Vishal Shekhavat: I have two self-occupied houses, one in Noida and the other in my home town Jaipur, and I have taken home loans for both. Can I now claim two house properties as self-occupied for tax purposes?
Divya Baweja, Partner at Deloitte India, replies:
As per the Finance Act, 2019, an amendment was made under Section 23 of the Income Tax Act, 1961, allowing an individual to own two house properties as self-occupied. And the aggregate deduction for principal repayment could be up to Rs 1,50,000 under Section 80C if the home loan has been taken from a specified organisation for purchase or construction of a residential house property. But unless you are using both properties for personal occupation, the tax benefit under the new provision will not be applicable. Consequently, notional rent (for one property) will kick in and you will have to pay tax on that. However, if you stay in a rented house and do not let out either of the properties you own, they will be considered as self-occupied. Also, any real income from any of these properties will come under 'income from house property' and will be taxable.
Sameer Singhal: Four years ago, I bought my car for Rs 8 lakh. I have been paying for auto insurance since then but have not made any claim. The resale value of the vehicle is around Rs 4.5 lakh. But I have kept the insured declared value (IDV) at Rs 5 lakh to be fully protected against theft. Will the insurer pay me the full IDV if the car gets stolen?

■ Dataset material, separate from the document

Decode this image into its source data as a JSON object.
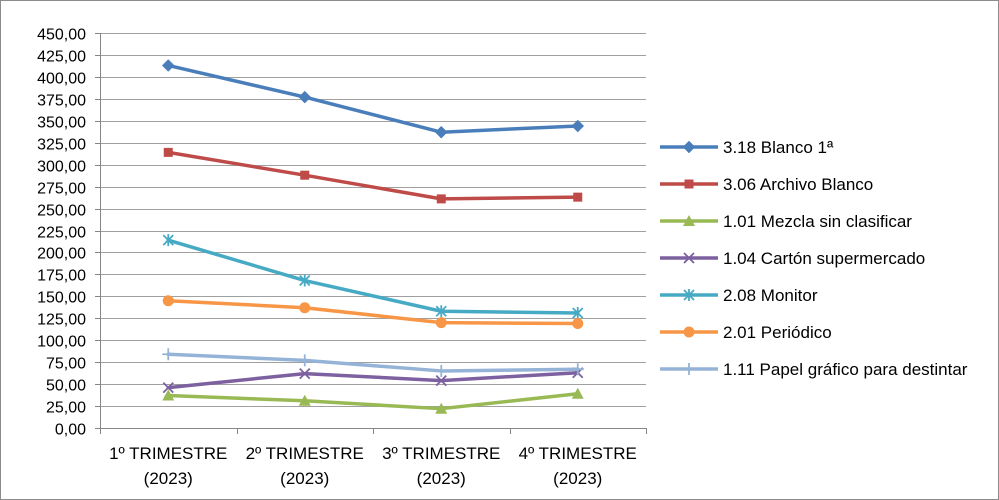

P. Ramesh Venugopal, Executive Vice President (Claims) at IFFCO-Tokio General Insurance, replies:
IDV of a vehicle is determined as per the manufacturer's listed selling price at the time of purchase after applying depreciation wherein the vehicle's age is taken into consideration. The value is determined based on the General Insurance Council regulation; the market value of the car does not prompt it. It is the 'sum insured' in case the car is stolen or damaged beyond repair in an accident. You can decide on the IDV at the time of policy purchase and it remains valid throughout the tenure. In case of theft, the entire IDV is payable to the insured after applying the deductibles under the policy. As for damage, the insurer may pay less, depending on the restoration cost.